The data packets contain checksums which make it possible to recognise errors. Only 100% error-free packets are accepted by the receiver and displayed. Good packets are acknowledged. Unacknowledged packets are repeated until they arrive correctly at the receiver.

Extended range by use of digipeaters

Packet-Radio-traffic may be established between two partner stations but it is also possible to extend the range by adding repeater stations in-between the two stations. Using the 'classic' AX.25 digipeating, there may be up to 7  digipeaters between the connected stations. Assuming, these digipeaters are located on mountain tops, this gives an enormous range for the connection.

The Packet-Radio-Network

The nodes of the world-wide Packet-Radio-network are permanently in contact with each other. Haveing access to any one of the nodes is all you need to access ALL stations of the net. For TNC3 packet-radio-controllers, there exists a software called X-Net which performs all functions which are necessary to perform the autorouting functions of a intelligent net node.
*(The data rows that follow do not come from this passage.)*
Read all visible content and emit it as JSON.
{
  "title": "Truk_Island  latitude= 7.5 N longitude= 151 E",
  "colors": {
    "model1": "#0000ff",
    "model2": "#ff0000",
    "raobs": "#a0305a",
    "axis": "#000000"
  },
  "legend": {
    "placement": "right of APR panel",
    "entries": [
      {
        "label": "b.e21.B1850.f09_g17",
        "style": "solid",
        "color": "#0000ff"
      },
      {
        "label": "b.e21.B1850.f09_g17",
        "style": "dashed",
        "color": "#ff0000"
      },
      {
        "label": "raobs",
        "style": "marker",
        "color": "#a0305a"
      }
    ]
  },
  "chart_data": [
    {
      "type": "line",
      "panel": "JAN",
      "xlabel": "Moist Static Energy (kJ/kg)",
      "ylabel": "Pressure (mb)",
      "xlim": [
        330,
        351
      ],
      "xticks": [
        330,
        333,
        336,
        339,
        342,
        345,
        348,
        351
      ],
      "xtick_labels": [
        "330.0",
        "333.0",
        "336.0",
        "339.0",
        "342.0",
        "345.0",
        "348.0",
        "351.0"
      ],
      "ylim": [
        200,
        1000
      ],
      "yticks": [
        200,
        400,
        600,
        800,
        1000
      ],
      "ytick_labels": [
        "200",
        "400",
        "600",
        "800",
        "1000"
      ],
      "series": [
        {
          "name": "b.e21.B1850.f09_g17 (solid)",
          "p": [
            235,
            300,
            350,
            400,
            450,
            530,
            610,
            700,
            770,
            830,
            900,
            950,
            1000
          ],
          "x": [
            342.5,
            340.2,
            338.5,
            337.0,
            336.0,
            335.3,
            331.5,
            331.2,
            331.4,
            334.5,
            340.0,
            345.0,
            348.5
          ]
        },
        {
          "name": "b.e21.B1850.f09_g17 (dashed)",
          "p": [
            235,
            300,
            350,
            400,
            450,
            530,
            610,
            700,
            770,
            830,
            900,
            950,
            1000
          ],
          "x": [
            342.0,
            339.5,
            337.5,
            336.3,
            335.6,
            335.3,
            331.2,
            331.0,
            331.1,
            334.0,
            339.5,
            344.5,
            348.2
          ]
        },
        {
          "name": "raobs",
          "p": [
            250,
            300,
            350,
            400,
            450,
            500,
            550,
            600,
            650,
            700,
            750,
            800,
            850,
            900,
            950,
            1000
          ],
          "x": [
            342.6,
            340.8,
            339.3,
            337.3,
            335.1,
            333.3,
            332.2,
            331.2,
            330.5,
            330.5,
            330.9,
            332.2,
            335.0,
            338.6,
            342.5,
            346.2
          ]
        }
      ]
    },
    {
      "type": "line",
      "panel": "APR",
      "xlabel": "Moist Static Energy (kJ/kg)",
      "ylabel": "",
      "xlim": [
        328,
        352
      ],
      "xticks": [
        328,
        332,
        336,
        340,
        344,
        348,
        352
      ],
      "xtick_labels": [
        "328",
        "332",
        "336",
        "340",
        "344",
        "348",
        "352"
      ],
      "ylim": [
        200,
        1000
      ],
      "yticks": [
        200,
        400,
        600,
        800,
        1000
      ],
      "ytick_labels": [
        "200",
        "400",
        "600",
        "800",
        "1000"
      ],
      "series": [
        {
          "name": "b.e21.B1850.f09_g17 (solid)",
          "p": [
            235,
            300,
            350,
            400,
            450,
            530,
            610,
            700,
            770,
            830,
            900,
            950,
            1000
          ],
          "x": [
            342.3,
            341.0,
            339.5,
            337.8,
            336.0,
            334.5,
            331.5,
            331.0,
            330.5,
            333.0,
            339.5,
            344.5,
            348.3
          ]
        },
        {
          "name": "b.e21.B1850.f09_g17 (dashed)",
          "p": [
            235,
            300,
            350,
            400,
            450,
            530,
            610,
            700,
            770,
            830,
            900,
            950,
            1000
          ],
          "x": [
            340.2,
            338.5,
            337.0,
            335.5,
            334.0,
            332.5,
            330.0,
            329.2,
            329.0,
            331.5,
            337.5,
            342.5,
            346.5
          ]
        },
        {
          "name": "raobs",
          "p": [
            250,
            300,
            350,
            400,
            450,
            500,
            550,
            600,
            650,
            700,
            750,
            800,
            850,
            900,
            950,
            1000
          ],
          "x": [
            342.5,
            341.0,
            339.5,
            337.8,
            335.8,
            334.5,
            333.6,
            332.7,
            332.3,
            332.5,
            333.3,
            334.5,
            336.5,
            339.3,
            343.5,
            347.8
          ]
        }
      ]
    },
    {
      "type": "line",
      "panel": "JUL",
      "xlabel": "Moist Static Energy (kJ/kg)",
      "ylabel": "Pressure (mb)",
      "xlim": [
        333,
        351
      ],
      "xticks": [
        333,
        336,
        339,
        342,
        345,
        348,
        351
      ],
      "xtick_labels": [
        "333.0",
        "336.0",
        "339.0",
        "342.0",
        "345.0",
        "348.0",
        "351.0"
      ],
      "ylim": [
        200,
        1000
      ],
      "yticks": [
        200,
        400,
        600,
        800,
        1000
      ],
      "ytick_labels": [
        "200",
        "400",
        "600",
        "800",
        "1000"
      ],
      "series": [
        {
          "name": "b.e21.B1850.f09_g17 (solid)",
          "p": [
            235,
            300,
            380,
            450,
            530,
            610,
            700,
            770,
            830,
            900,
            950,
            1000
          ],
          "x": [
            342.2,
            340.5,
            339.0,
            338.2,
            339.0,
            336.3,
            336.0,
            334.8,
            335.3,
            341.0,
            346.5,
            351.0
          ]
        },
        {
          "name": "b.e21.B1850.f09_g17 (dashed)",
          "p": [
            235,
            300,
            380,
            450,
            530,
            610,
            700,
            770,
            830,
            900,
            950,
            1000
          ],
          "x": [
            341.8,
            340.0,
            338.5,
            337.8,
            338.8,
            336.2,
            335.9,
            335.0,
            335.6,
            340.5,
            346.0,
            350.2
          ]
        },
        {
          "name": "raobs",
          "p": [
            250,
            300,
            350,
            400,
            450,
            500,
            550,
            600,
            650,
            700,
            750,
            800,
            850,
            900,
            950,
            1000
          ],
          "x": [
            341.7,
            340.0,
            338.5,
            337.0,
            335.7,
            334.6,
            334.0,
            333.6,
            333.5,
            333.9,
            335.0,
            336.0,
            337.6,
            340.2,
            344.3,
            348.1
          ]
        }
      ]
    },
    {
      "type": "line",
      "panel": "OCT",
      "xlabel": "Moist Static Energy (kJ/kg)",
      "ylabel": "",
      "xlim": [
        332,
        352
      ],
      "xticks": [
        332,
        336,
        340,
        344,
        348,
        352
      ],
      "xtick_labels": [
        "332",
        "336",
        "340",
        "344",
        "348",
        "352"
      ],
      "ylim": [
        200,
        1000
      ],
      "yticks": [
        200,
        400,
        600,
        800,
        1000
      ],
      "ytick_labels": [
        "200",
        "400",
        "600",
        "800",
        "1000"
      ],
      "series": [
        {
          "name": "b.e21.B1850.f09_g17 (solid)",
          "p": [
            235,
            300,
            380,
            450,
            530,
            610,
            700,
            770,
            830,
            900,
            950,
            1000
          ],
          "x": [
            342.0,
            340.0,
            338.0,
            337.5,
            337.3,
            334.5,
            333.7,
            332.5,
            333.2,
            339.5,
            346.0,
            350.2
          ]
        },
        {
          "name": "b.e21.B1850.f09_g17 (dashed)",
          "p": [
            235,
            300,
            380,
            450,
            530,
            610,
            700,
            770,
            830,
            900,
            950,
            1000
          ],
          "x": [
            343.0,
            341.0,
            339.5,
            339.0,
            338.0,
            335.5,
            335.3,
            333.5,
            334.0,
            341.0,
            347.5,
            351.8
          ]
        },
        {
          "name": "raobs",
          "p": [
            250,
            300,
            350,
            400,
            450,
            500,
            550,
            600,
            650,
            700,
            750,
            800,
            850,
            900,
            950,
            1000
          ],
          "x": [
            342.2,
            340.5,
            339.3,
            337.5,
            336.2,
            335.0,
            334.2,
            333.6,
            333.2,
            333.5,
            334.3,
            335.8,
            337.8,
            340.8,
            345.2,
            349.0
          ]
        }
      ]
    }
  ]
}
Packet-Radio is used in Amateur-Radio since over 15 years and is proven and reliable. There are thousands of  SYMEK Packet-Radio-Controller in use all over the world.

Simple set-up and connection

To connect a TNC to a radio with 1200-Baud, it is only necessary to use four wires: Ground, microphone, speaker and PTT.

Packet-Radio Modulation

For FM radios, the 'AFSK-modulation' (Audio Frequency Shift Keying) is normally used so far. A audio-carrier is shifted in frequency according Bell 202 standard (tones 1200 and 2200 Hz). A minimum of adjustment is required. No modifications of the radio are necessary. The speed is 1200 Baud i.e. 1200 Bit/sec., this is equivalent to approx. 150 characters per second.

Amateur-radio uses more and more the 9600 Baud FSK modulation defined by G3RUH. It is much faster compared to 1200 Baud and can be used with most modern amateur radio transceivers.